以前、五十肩(肩関節周囲炎=かたかんせつしゅういえん)で、肩の一部分がものすごく痛い方がいました。その方は良かれと思って、いちばん痛いところ、つまり炎症が起きているところに、必死に温熱器で熱を入れ続けたんです。結果、炎症はひどくなり、痛みも増してしまいました。夜も眠れなくなるほど。
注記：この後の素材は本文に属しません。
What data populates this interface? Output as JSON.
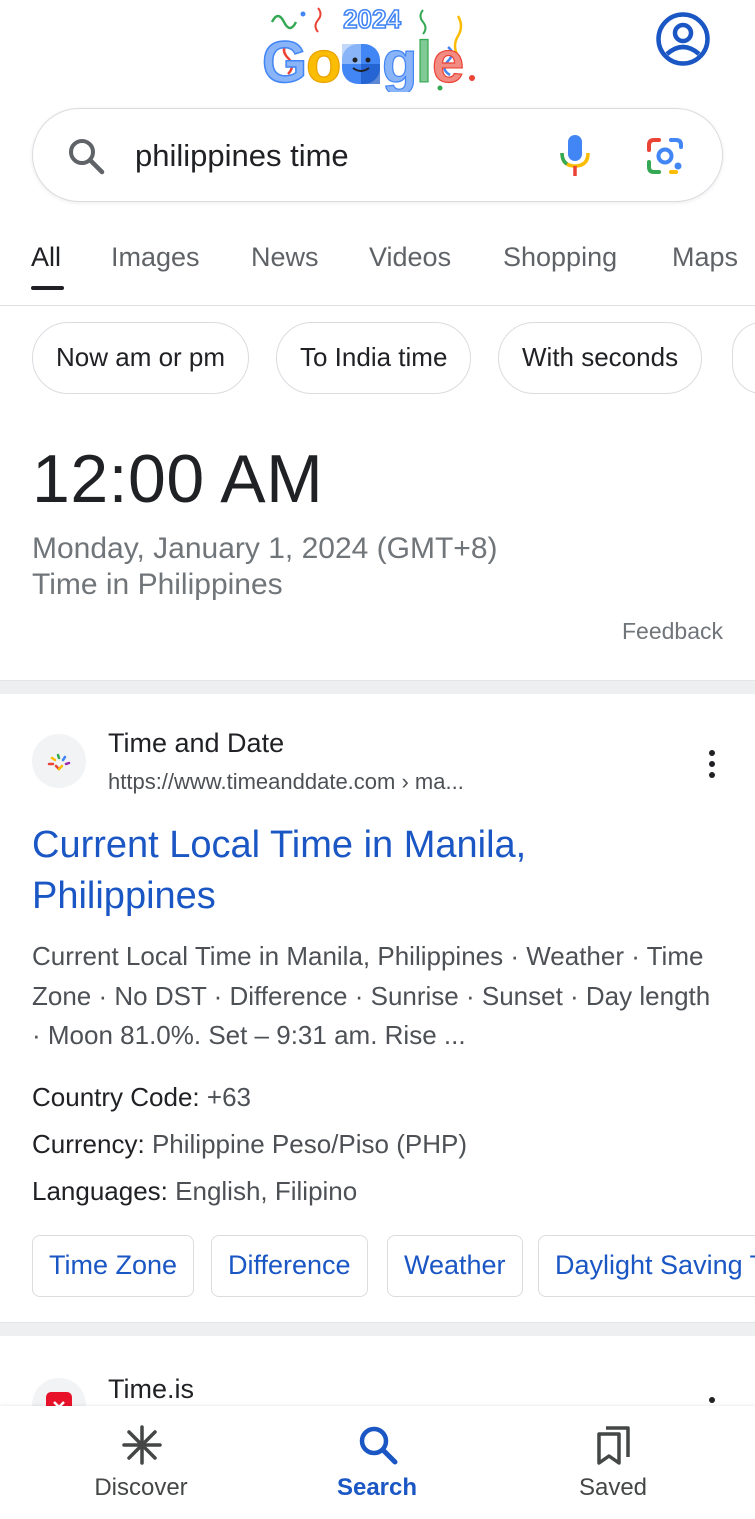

痛い場所に熱を集中させ続けることには、こういうリスクがあります。強い痛みがある場所、腫れや熱を持っている場所は、「そこを避けて、まわりやおおもとから」が原則です。温める順番と、やってはいけないケースについては、必ずこちらも読んでください。

三井温熱はどこから温める?順番と戻し方
三井温熱療法 やってはいけないケースは?

まとめ:場所が変われば、結果が変わる

  • 「痛い場所」と「悪い場所」は、違うことがよくあります。腰痛ならお尻、頭痛なら首、首こり・肩こりなら肩甲骨の外側、指や手首の痛みなら肘まわり——26年、くり返し見てきた組み合わせです
  • 痛い場所は「無理をさせられている場所」、おおもとは別にある。だから痛い場所だけのケアでは戻りやすいんです
  • 悪い場所は、熱さの感じ方が教えてくれます。「ここだけ熱い」を探して、熱いけど気持ちいい程度で
  • 炎症が疑われる場所への集中加熱は逆効果。順番と禁忌の記事を必ず確認してください

一生懸命ケアしているのによくならないのは、あなたのせいでも、気のせいでもありません。場所を変えてみる。熱さの感じ方に集中してみる。

それだけで、結果が変わることがあります。

なお、強い痛みが続く場合、腫れ・しびれ・発熱をともなう場合は、自己判断せず、まず医療機関で相談してくださいね。